The Global Water Engineering (GWE) wastewater treatment installation (pictured) at the Cagayan de Oro pineapple canning plant has achieved 93 percent organic pollution (COD) removal in its anaerobic reactors, producing in the process enough green energy (methane rich biogas) to power two 1.4 MW generating electrical power generator units (or gensets).

DMPI – which accounts for about 10 per cent of the world’s annual production of processed pineapple products – will benefit from environmentally clean electricity to replace fossil fuels typically used in electrical power plants.

And the waste heat from the gensets is also put to use to heat up steam boiler feed water, which is a further reduction of fossil fuel use in the factory. Given the high prices of electricity form the Grid and the sometimes erratic supply, the plant will achieve rapid ROI payback, said Bambridge.

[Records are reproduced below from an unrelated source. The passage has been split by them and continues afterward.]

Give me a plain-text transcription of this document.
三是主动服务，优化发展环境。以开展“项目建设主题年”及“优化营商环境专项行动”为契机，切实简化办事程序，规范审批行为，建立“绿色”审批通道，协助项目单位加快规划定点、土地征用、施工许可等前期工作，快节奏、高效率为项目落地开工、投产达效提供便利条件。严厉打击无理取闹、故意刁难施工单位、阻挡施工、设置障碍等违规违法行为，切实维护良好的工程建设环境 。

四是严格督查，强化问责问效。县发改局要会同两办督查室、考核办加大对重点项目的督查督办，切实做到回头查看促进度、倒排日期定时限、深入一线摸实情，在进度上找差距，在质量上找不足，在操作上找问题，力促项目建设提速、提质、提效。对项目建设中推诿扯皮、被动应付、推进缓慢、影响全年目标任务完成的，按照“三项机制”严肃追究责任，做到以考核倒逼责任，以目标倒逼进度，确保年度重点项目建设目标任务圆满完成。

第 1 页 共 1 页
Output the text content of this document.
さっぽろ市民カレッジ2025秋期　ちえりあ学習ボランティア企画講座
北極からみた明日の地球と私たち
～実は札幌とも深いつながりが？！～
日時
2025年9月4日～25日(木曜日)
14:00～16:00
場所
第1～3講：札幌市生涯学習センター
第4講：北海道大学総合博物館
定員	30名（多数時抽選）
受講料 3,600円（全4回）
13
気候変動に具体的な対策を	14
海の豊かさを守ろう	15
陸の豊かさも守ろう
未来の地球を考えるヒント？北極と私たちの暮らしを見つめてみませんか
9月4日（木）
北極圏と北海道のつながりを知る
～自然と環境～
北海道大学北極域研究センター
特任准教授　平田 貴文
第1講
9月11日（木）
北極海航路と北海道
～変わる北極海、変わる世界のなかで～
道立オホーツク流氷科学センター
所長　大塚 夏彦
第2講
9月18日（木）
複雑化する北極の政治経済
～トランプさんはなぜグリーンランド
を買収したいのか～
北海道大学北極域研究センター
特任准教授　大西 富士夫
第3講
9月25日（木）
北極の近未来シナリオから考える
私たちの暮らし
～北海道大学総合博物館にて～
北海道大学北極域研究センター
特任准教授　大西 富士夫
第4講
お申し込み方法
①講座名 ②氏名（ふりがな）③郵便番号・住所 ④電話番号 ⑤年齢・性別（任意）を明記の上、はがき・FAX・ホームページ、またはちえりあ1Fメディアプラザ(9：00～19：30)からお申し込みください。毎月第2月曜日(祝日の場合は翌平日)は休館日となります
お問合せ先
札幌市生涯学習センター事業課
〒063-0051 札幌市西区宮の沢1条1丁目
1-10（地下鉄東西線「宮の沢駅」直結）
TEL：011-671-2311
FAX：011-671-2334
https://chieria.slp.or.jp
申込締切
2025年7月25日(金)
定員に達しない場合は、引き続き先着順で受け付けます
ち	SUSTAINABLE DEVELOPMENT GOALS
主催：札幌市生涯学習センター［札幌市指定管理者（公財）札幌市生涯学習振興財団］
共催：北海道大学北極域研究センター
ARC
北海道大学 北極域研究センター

“Similar energy supply and price issues exist in Australasia, so the technology is highly relevant here,” he said.

The technology involved in this case study applies not only to pineapple production but also to a wide range of Australian and New Zealand food industries, including livestock and horticultural operations including fruit and vegetables, grain crops and any agribusiness with a biological waste stream.